The Kindle is an e-book reader released by Amazon in November 2007.


Like the Sony Reader, it uses electrophoretic technology to simulate ink on a real page. It doesn’t require a constant stream of power and can be read outside, both advantages over a standard LCD. I find concentrating on anything with a backlight uncomfortable even over a short period; I don’t read the web in the same way that I read a book: I scan one for information, and linger over the other for entertainment. I find concentrating on a book only available as a PDF near impossible, so am quite enthusiastic about the electrophoretic technology.

It has a full keyboard under the premise that you’ll need to search through the Amazon store to purchase books. It’s debatable how useful this is; you could easily buy items on your main computer, then sync it to the device. One of the key features is the ability to do things like this on-the-move wherever you are over an EvDO link. Unfortunately, this isn’t available in the UK, so I envisage the sync-option will be recommended outside of North America.

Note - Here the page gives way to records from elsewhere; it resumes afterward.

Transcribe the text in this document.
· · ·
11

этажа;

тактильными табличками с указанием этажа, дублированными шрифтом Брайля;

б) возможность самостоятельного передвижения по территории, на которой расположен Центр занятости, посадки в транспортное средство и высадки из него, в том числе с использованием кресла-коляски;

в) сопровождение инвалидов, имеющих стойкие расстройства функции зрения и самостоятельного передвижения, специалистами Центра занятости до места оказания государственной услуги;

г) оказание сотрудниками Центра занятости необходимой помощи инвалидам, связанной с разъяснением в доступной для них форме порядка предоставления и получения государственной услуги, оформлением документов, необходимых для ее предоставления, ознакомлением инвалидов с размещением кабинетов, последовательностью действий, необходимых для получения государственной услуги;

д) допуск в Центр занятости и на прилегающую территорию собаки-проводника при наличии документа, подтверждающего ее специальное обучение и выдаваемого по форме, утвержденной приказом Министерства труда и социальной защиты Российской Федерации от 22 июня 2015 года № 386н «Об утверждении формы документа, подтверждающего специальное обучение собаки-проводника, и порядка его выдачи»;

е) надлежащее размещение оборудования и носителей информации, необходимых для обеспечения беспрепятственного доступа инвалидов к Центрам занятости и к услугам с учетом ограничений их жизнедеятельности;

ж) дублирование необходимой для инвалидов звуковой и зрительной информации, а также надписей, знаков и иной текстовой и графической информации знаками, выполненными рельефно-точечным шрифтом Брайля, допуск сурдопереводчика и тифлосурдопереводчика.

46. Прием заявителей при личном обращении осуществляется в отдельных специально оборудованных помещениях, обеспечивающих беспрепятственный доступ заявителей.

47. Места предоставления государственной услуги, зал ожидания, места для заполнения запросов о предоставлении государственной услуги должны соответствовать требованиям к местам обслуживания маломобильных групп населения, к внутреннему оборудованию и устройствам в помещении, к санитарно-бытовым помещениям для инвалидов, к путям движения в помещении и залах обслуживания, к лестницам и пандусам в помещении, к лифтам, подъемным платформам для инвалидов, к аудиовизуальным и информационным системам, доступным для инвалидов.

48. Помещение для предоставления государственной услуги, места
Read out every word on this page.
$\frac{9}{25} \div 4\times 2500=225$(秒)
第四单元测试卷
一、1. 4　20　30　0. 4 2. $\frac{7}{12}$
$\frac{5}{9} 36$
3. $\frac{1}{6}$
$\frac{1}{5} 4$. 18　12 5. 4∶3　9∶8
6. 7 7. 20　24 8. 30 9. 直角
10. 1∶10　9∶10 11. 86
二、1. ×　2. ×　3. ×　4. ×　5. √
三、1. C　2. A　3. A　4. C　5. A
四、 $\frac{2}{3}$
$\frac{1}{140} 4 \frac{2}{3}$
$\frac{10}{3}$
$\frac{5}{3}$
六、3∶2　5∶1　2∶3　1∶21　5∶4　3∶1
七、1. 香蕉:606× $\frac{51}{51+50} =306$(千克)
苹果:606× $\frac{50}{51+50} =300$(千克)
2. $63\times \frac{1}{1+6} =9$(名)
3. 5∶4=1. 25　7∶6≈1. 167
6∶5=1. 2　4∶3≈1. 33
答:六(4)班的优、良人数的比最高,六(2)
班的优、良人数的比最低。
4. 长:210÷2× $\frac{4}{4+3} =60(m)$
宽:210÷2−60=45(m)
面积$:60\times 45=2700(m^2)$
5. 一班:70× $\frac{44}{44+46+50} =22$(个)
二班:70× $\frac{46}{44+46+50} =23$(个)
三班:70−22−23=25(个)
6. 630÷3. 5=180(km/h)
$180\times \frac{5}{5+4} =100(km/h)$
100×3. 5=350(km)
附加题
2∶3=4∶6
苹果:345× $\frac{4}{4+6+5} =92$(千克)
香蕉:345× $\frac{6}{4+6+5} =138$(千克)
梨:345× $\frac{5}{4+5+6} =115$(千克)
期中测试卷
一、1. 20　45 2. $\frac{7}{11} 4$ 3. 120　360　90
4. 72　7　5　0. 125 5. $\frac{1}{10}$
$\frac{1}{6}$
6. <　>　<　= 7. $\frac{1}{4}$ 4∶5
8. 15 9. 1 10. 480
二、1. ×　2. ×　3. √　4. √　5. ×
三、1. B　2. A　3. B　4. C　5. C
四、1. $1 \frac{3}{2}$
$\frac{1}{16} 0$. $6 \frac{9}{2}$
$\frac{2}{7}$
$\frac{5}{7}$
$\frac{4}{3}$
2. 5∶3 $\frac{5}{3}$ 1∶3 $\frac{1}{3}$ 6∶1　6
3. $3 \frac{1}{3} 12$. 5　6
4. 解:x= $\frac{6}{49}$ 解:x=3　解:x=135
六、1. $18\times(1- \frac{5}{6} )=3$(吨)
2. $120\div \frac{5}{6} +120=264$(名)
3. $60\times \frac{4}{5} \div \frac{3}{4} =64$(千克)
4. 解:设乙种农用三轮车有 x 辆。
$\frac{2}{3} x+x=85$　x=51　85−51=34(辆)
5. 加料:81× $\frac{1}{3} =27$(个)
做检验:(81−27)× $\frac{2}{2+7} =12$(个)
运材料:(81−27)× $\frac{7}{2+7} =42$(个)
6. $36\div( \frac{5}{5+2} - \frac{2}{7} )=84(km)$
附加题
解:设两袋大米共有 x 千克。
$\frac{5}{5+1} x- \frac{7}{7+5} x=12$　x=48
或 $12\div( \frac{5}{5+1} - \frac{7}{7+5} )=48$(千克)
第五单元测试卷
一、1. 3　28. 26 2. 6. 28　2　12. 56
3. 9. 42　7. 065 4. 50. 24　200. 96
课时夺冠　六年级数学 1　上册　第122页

I first read about the Kindle in The Independent while carrying several heavy politics books in my backpack; I kid you not, so was initially attracted to having all the books in one small device. Other than this the Kindle is ergonomically better than a book as you don’t need two hands to read it, which has its advantages if you’re a bathroom scholar.


So would it work–having all my politics research books in one small device? Unfortunately, after some deliberation, I don’t see this happening:

  • Many of the books are not available in an electronic format, though there may come a day when publishers create an electronic accompaniment as standard.
  • Referencing. Understandably academic institutions discourage the use of mutable electronic resources. Any electronic academic book would have to preserve the page numbers of the hard copy–perhaps as meta-data.

In England, there’s a big focus on teaching computing skills to children, usually by purchasing something expensive that the teacher has no idea how to use and ends up damaged. In this respect, the Kindle seems an ideal candidate to distribute to children. Books could be licensed for a site in the same way as commercial software.

Software and Formats

Robert Love has written some first impressions of the Kindle on his blog and reveals it runs a modified 2.6.10 Linux kernel. His blog is well worth a look at, I’ve read it in the past regarding his work at kernel and userspace level to access the IBM Active Protection System.

The Kindle displays a wide array of formats, including plain text. Potentially you could have the whole of the public domain works at Project Gutenberg at your disposal.

Citizen Novelists

Journalism was opened up when the barrier to post on the web was removed. People no longer had to script HTML by hand; arguably PHP and MySQL created Citizen Journalism. With no publisher fees and associated distribution cost, can the Kindle do the same for amateur novelists?

As writing a novel is time-consuming, I doubt citizens will make the same impact on books as bloggers have done on journalism. However short stories might become popular. Essentially the barrier to creating the content isn’t removed, it’s the barrier to consuming the material: in this case eye-strain and power consumption.

Analog to Digital

Technology is terrific, but sometimes I begrudge the relentless march away from analog towards digital. I still buy CDs – yes, I know–but they’re a step away from only owning music files. Also, books are wonderfully tactile. I had to write an essay recently, and all the new copies of Turn of the Screw had been checked out, so I poked around the shelf and managed to find an anthology of Henry James published in 1913. Reading it carefully, you’re touching and smelling a piece of history.

I begrudge how things are obsoleted. I would love one of those old-fashioned typewriters as it isn’t acceptable to wait while technology boots up when you have a burning idea. Also, they don’t use any power. Nevertheless, I guess I’d soon be complaining about things jamming and ink going everywhere. It remains that battery technology in laptops is woefully inadequate and it’s inconceivable why anyone would prefer using a laptop to take notes rather than a pen and notebook, discounting disabilities.


At its current price, I would never consider buying one, and I don’t like the idea of owning copies of material that I can’t lend and re-sell. However, if it leveraged online content, by allowing the user to subscribe to RSS feeds and only charging to access the network, I would consider buying one down the line. Unfortunately, the marketing is skewed against this: they’re not making money on selling a tablet with an easy to read screen, they’re selling the consumables it can access.

Ultimately, the burning question regarding the Kindle is if it obsoletes newspapers, what will you wrap your fish and chips in?